On ons, 2015-06-24 at 09:48 -0700, Thomas Kluyver wrote:
> Hi Alex,
> 
> On Wed, Jun 24, 2015, at 01:15 AM, Alexander Larsson wrote:
> > More details on how xdg-app works can be found here:
> >  https://wiki.gnome.org/Projects/SandboxedApps
> 
> Thanks, this looks interesting. A couple of questions:
> 
> How specific is a 'runtime'? If I've written an application based on
> Python and Qt, for instance, do I need to define a Python+Qt runtime
> based on the versions I need? Or would I use the freedesktop runtime 
> and
> specify in some other way that the application requires Python and 
> Qt?
> Or use the freedesktop runtime and bundle anything missing from it 
> into
> my application?

A runtime is very specific. It defines an exact ABI and is then
supposed to continue to support exactly that ABI. If anything that you
need is not shipped in the runtime you chose to use, you need to bundle
those with the app.
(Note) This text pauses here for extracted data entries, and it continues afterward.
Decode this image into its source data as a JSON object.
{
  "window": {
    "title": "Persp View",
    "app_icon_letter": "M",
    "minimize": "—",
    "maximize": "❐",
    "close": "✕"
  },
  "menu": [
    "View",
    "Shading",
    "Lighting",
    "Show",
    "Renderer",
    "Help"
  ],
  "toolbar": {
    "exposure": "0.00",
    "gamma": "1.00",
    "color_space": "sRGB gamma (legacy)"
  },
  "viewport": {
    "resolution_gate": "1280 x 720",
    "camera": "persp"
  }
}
In general you should not define your own runtime,
doing that is analogous to creating (and supporting) your own distro.

> The wiki page mentioned distribution of apps, and I see links to
> 'OSTree', but I'm not quite clear what it means. What would it look 
> like
> for an application developer to package and distribute an application
> like this, and what is going on when the user installs it?

The best way to describe ostree is that it is "git for operating system
trees". You have a repository with several branches, and you can pull
and push and commit, etc. Typical distribution is via a "dumb http"
version of the ostree repo. I.e. you just create your repo (via xdg-app
build-export) and put the resulting files on your webserver.
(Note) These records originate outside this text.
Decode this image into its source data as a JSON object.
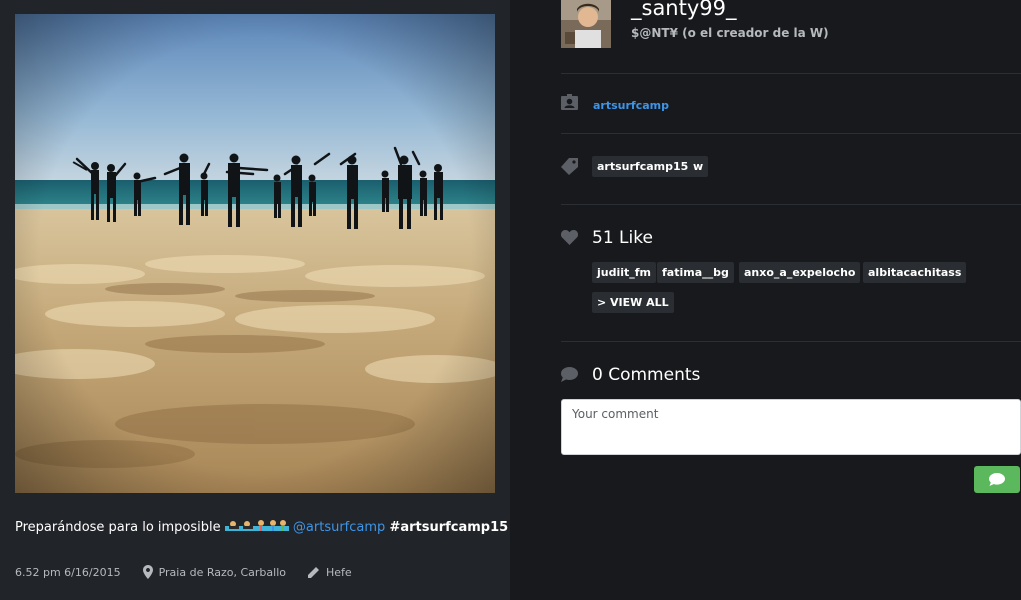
{
  "post": {
    "caption": {
      "text": "Preparándose para lo imposible",
      "mention": "@artsurfcamp",
      "hashtags": "#artsurfcamp15 #w"
    },
    "meta": {
      "time": "6.52 pm 6/16/2015",
      "location": "Praia de Razo, Carballo",
      "filter": "Hefe"
    }
  },
  "profile": {
    "username": "_santy99_",
    "fullname": "$@NT¥ (o el creador de la W)"
  },
  "users_in_photo": {
    "items": [
      "artsurfcamp"
    ]
  },
  "tags": {
    "items": [
      "artsurfcamp15",
      "w"
    ]
  },
  "likes": {
    "title": "51 Like",
    "users": [
      "judiit_fm",
      "fatima__bg",
      "anxo_a_expelocho",
      "albitacachitass"
    ],
    "view_all": "> VIEW ALL"
  },
  "comments": {
    "title": "0 Comments",
    "placeholder": "Your comment"
  },
  "colors": {
    "link": "#3e95e8",
    "send": "#5cb85c",
    "panel_left": "#212428",
    "panel_right": "#17191c"
  },
  "icons": {
    "user_in_photo": "portrait-icon",
    "tags": "tag-icon",
    "likes": "heart-icon",
    "comments": "speech-bubble-icon",
    "location": "map-pin-icon",
    "filter": "pencil-icon",
    "send": "send-comment-icon"
  }
}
When downloading it for the user the ostree parts are hidden, you just
do:
xdg-app add-remote repo-name http://url.to.repo.org/repo/
xdg-app install-app repo-name org.app.name

> On that last bit, specific examples of what I'm not sure about:
> - Is it still conveyed inside an rpm/deb/whatever package, or will 
> user
> systems use OSTree to fetch it?

ostree is used under the hood. But rpm/deb/whatever can be used to
construct the app on the developer side.

> - Would an application developer host their own packages, or is it 
> still
> a centralised model like distro packaging? If it's centralised but
> cross-distribution, who would run the repository?
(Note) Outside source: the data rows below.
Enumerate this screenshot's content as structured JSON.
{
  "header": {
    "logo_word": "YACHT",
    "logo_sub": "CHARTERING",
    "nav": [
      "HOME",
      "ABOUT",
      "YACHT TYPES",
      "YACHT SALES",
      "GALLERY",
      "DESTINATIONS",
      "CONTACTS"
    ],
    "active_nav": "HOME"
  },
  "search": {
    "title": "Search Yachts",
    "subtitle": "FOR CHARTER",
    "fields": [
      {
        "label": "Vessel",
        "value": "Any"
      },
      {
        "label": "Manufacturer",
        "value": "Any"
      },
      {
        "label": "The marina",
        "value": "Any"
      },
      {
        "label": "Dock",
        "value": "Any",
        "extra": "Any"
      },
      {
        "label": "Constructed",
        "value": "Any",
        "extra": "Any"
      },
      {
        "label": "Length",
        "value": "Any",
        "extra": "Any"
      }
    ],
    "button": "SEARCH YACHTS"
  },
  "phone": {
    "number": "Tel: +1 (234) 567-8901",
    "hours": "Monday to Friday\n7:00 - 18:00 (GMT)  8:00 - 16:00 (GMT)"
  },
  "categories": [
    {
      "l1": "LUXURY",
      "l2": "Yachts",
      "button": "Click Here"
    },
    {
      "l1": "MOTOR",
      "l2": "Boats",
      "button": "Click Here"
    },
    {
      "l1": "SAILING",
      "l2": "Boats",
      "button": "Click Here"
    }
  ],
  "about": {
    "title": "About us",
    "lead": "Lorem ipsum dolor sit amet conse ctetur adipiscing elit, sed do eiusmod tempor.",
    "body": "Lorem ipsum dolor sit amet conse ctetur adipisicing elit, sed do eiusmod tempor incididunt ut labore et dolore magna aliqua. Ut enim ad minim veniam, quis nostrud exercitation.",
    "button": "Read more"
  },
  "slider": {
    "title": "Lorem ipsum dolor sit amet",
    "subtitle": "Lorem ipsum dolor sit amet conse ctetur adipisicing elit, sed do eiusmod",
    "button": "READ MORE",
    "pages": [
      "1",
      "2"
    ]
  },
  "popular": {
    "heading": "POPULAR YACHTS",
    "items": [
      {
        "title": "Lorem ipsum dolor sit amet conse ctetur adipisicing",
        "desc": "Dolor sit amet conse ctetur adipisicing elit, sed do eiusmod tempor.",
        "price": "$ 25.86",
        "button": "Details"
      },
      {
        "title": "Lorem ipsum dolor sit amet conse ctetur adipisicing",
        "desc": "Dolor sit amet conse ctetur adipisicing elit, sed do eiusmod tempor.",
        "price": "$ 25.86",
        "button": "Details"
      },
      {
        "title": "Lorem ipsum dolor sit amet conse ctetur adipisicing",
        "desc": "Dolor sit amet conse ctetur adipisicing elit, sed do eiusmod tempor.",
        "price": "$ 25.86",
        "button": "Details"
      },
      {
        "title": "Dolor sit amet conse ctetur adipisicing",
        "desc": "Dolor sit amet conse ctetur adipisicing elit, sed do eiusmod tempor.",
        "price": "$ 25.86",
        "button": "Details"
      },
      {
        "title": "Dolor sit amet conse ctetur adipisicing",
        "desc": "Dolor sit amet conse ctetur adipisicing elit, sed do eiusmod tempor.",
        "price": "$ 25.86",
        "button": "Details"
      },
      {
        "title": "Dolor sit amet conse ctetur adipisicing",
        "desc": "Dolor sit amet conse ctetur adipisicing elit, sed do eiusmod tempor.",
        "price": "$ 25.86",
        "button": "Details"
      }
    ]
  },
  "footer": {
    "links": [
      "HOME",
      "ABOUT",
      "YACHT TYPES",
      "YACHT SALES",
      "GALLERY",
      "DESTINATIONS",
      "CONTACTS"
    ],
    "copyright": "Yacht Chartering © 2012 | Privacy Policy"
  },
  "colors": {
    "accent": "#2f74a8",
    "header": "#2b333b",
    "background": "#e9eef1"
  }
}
Generally it is distributed. Each upstream hosts their own repo.
However, a distro can chose to build and host other peoples apps in a
repo they want. And I want to also allow centralized app repositories
that contain links to the upstream repostories, so that you can manage
an "app store" by just collecting upstreams, making sure the apps are
working and do what they say and then signing the links with your own
gpg key.

> - When the user installs an application, would it be like current app
> installation on smartphones? "FooApp needs these permissions, OK to
> install it?" Or could they deny individual capabilties? Or are the
> capabilities checked by a centralised gatekeeper before the app is
> available? Or some other model?

Right now an app just gets whatever they ask for. At some higher level
we should probably ask the user during install if this ok.


-- 
=-=-=-=-=-=-=-=-=-=-=-=-=-=-=-=-=-=-=-=-=-=-=-=-=-=-=-=-=-=-=-=-=-=-=-=-=-=
 Alexander Larsson                                            Red Hat, Inc 
       alexl at redhat.com            alexander.larsson at gmail.com 
He's a maverick devious sorceror with nothing left to lose. She's a 
disco-crazy paranoid mercenary who believes she is the reincarnation of 
an ancient Egyptian queen. They fight crime!